Eh, Dennis, I'm still getting used to this "drag and drop" action I discovered ... but only thing I found in the Help "especially if there were children" or words to that effect ... but WT is not going to make an "issue" out of any time soon ... which is reasonable
There's still the matter of proofs, and what are you supposed to use for that? Where it is legal by the laws of the land, you can present the marriage record. Maybe there's a "Uncertain" thing to click? I have not noticed one.
But if we go forth on the basis that couple cohabited "as if married", I have to suppose there's a "look" married has?, like you can look at them and immediately say "Oh, they're married" without a word said one way or the other.
LOL I've been wrong more than twice -- one case was "Oh, they aren't married" and the other case when I remarked they didn't look married to my eyes, "Oh, they're married all right!" and in both cases I climbed into a bunker and hid. I recall a news item about a couple that were married but she lived in her house and he lived in his house. Did not cohabit. So "as if they were married" is a bit loose to my way of thinking.
Well, I shall confine it to cases I have where a child or more resulted. That would include my -- let's see -- my granny Harriet Medlock Lawson Smith's father's sister and Harriet's mother's grandfather. Uh-huh.
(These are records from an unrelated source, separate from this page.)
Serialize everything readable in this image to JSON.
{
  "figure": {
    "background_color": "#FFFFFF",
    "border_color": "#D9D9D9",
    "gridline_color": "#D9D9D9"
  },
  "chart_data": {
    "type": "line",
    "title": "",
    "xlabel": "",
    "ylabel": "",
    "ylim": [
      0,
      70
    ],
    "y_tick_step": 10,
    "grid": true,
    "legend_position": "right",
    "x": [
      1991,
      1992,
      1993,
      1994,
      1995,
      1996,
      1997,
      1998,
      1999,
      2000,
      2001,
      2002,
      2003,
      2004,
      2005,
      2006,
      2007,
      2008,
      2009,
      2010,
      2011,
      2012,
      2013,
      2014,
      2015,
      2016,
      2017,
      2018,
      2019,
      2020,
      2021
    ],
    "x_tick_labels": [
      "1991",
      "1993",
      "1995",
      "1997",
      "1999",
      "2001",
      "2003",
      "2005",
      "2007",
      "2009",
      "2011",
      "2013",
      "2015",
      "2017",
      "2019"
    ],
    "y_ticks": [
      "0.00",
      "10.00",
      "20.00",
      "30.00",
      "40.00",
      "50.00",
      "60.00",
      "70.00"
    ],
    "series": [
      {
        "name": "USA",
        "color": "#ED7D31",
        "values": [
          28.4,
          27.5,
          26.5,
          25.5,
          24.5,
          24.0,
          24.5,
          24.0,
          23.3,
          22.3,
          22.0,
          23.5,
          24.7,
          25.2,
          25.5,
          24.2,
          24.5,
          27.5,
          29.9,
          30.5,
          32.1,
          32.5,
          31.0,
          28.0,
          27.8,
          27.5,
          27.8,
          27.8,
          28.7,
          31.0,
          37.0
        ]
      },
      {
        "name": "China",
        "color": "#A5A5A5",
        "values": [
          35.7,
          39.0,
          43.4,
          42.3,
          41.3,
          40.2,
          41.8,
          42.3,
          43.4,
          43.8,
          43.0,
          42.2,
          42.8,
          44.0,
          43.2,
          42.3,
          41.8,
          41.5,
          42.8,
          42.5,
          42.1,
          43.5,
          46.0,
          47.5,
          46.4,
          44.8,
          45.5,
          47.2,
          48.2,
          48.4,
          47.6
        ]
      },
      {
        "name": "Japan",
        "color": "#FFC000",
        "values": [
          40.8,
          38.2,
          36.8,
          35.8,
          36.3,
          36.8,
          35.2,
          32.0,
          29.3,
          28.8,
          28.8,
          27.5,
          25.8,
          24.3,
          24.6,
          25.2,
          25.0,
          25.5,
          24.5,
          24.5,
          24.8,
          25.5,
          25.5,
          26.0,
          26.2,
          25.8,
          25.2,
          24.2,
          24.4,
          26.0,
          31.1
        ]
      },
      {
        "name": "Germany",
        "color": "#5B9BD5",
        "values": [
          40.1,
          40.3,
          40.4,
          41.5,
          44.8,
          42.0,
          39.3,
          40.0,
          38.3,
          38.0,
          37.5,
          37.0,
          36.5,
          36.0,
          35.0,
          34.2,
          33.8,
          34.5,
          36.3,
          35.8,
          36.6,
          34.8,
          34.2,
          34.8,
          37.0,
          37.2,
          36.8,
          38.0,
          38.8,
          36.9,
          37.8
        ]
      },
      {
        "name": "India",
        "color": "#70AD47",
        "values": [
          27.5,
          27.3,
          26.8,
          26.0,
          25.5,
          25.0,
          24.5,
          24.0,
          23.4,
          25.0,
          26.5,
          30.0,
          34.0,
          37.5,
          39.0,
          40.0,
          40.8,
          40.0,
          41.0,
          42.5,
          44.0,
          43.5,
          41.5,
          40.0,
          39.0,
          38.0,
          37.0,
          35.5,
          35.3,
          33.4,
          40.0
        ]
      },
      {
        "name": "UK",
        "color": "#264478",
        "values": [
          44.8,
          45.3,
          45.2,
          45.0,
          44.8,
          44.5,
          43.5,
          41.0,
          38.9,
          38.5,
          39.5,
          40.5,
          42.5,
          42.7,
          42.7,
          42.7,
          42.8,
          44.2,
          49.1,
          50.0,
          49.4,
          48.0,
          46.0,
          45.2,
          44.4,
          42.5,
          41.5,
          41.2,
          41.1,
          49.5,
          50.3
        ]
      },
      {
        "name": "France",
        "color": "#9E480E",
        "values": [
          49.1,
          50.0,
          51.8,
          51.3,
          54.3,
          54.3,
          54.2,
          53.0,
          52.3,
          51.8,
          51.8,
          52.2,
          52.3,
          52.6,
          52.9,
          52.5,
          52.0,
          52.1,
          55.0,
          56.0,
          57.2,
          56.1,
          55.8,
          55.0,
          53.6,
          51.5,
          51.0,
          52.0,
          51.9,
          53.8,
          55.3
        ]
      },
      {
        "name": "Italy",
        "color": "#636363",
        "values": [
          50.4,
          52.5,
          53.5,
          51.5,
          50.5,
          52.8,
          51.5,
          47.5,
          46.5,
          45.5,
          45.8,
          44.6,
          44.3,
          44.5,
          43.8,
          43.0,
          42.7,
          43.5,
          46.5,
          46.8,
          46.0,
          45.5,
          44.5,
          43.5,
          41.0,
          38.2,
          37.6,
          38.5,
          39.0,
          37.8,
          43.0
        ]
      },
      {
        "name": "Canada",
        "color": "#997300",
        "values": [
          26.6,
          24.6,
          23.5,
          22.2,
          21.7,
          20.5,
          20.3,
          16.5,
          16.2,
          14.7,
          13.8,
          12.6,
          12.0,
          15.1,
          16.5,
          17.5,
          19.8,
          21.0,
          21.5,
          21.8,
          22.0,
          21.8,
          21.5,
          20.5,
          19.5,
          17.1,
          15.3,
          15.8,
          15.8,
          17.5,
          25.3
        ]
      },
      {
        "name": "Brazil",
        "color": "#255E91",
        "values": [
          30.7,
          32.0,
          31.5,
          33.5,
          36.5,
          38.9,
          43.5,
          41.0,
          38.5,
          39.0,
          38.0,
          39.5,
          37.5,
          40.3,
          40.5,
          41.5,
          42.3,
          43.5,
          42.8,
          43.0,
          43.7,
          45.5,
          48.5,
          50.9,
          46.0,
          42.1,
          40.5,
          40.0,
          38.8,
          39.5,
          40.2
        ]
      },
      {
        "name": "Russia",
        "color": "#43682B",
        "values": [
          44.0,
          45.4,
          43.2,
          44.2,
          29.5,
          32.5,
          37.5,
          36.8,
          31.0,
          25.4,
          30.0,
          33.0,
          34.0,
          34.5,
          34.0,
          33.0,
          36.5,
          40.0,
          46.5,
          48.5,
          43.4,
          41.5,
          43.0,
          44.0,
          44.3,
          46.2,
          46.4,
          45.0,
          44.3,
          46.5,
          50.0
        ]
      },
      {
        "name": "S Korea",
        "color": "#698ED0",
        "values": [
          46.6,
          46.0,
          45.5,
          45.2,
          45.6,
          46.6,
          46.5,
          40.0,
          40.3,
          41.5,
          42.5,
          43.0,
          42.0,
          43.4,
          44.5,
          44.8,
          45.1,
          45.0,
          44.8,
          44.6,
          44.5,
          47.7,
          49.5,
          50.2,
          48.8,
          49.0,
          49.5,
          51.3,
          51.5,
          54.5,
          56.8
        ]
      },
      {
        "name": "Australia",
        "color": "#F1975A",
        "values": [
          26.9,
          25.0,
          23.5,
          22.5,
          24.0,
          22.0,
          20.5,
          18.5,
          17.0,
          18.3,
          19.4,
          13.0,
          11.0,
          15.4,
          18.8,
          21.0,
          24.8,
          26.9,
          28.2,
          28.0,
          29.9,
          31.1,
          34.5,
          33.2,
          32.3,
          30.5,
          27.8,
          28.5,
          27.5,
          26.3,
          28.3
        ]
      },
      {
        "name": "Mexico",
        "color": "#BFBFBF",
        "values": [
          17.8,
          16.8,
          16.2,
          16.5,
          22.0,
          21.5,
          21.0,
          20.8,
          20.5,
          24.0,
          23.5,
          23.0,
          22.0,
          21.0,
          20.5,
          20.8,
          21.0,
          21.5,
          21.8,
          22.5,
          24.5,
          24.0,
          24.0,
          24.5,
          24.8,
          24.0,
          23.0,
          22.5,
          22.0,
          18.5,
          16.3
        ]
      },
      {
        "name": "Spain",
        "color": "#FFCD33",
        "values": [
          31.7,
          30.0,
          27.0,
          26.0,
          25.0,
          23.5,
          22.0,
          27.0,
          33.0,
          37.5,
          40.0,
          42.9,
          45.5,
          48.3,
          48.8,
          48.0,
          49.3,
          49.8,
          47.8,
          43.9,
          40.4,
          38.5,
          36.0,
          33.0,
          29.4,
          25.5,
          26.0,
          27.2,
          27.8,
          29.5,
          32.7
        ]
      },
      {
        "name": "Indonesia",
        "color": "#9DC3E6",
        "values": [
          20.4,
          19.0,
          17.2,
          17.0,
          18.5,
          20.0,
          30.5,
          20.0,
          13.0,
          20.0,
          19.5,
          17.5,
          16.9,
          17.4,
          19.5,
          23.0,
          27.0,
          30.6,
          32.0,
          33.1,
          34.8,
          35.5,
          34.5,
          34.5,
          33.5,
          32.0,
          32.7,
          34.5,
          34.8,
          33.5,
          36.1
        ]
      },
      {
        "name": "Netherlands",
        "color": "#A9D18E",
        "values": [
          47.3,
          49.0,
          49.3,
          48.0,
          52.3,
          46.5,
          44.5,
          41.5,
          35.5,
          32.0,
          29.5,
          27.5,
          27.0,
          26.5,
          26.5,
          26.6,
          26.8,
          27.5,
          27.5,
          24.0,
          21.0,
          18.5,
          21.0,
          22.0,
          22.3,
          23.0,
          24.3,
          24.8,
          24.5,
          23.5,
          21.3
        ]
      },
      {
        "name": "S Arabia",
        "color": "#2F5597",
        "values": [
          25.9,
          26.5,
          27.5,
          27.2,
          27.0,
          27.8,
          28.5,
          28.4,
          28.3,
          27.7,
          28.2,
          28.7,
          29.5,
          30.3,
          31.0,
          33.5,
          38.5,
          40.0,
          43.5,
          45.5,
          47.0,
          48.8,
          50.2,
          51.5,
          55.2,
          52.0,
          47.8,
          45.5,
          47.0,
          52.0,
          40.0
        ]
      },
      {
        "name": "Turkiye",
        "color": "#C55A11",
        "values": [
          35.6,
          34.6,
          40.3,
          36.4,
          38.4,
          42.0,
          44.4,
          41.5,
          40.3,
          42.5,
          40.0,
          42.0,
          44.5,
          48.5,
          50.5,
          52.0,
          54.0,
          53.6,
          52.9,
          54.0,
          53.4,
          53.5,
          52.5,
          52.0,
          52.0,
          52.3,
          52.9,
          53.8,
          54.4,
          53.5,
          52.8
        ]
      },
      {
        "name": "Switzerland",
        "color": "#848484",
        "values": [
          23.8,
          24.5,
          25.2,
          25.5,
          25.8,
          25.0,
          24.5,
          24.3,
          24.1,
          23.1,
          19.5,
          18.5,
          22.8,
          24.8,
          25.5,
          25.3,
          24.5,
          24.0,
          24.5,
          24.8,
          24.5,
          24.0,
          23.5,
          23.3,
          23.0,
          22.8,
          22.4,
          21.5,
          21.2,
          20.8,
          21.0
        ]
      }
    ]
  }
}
Three children over about a decade. Now I know these two were not married because her SECOND legal union was as "Mrs" <married surname>. During that decade she DID use HIS surname.
Then there's number of "marriages" that same woman's daughter had, said to have had, and a serious lack of marriage records located to date, but something like seven? children by five? men. DID she cohabit with the men? Nothing said by other family researchers one way or the other.
There are other cases. Where there ARE known children I make a hunt for a marriage record. That I don't always find one immediately or on a second try does not mean there is none. But I have a much larger pool of those (quantity).
LEGALLY this marriage record matters. SOCIALLY, not so much although it is more openly practiced than say 100 yrs ago. But that couple cohabit but are not legally married by the laws of the land has been happening since there were laws regulating legal unions first created -- and practiced contrary to social pressures. One of those things "we don't talk about it" I heard when growing up. Which my mother'd heard growing up and likewise her mother on back through time.
NOT being LEGALLY married often meant packing up kit and kaboodle and living in another part of the country, since where you came from too many people KNEW the story.